Satisfaction of HUK membership

When asked to rate HUK from 1 (poor) to 10 (excellent), 80.3% of respondents scored the HUK membership at least an 8 (Fig 1). This provided an average score of 8.4 out of 10.

Figure 1: % respondents who rated HUK membership each number from 1 (poor) to 10 (excellent), when asked “Overall, how do your rate your membership of Haemochromatosis UK?”.

HUK scored highly, with an average of 8.5 out of 10, when asked “how well do you think we do at supporting people with GH. With 81.3% of respondents scoring the support at least an 8 (Fig 2).

Figure 2: % respondents who rated HUK membership each number from 1 (poor) to 10 (excellent), when asked “how well do you think we do at supporting people with GH?”.

Members felt well supported due to the wide range of resources provided by the charity, especially through the helplines and specialist nurse appointments, genetic testing, and extensive information.

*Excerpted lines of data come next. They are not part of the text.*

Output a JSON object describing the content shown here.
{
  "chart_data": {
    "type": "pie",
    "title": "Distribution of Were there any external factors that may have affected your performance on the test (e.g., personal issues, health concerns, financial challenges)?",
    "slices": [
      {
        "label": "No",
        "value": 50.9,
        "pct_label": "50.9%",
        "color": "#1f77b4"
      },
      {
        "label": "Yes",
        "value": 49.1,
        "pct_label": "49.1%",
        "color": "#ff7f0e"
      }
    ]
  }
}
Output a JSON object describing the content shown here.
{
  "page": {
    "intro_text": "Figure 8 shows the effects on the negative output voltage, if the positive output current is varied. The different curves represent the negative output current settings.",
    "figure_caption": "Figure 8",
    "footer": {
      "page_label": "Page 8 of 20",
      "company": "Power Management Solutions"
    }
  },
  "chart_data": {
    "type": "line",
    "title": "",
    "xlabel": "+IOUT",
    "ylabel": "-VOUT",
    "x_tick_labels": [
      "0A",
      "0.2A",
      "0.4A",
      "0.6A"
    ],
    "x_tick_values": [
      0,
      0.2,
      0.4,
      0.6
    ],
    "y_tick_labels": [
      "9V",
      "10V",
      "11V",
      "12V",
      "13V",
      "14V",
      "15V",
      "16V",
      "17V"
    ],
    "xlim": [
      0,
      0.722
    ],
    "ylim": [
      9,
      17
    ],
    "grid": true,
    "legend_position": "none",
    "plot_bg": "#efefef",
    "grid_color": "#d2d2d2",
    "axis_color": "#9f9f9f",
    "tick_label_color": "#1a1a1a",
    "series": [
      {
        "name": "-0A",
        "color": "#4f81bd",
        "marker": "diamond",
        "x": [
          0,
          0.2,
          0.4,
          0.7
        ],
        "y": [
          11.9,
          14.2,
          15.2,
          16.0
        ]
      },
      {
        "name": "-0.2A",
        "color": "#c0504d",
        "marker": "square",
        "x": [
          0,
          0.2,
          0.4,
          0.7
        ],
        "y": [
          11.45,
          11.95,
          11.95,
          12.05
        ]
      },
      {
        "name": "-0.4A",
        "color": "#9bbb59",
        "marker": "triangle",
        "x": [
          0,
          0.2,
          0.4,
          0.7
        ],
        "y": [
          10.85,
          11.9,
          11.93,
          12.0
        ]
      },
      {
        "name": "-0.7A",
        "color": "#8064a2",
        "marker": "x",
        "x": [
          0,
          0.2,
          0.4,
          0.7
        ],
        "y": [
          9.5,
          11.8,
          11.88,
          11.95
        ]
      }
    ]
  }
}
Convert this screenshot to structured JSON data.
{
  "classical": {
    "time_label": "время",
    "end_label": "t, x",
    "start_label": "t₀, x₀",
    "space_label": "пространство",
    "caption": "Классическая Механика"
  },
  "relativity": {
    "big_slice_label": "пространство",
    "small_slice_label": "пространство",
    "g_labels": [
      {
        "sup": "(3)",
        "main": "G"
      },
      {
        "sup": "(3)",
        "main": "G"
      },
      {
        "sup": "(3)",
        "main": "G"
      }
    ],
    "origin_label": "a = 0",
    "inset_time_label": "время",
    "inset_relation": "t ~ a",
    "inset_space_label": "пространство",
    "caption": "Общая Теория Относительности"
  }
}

An average of 93% of respondents feel that HUK membership is value for money, due to the large number of services provided (Fig 3).

Figure 3: % respondents answered yes or no, when asked “Do you believe that being a member of the charity provides value for money?”.

Approximately, 95% of respondents would recommend HUK membership to a friend or family (Fig 4).

Figure 4: % respondents answered yes or no, when asked “Would you recommend becoming a member to friends or family, if they were affected by GH?”.

Comments from members about the charity:

• “HUK are constantly trying to change the lives of people either diagnosed or undiagnosed with Haemochromatosis genes for the better”
• “There is little help for this condition from the NHS, but your group has provided me with information, a helpline and someone who listens”
• “I think you are providing an invaluable service to a patient group that is poorly served by the NHS and the membership fee seems very reasonable”
• “The struggle to get diagnosed properly, by the GP was a nightmare. Your helpline was a lifeline that not only helped but encouraged persistence. We would probably have given up if it were not for Haemochromatosis UK.”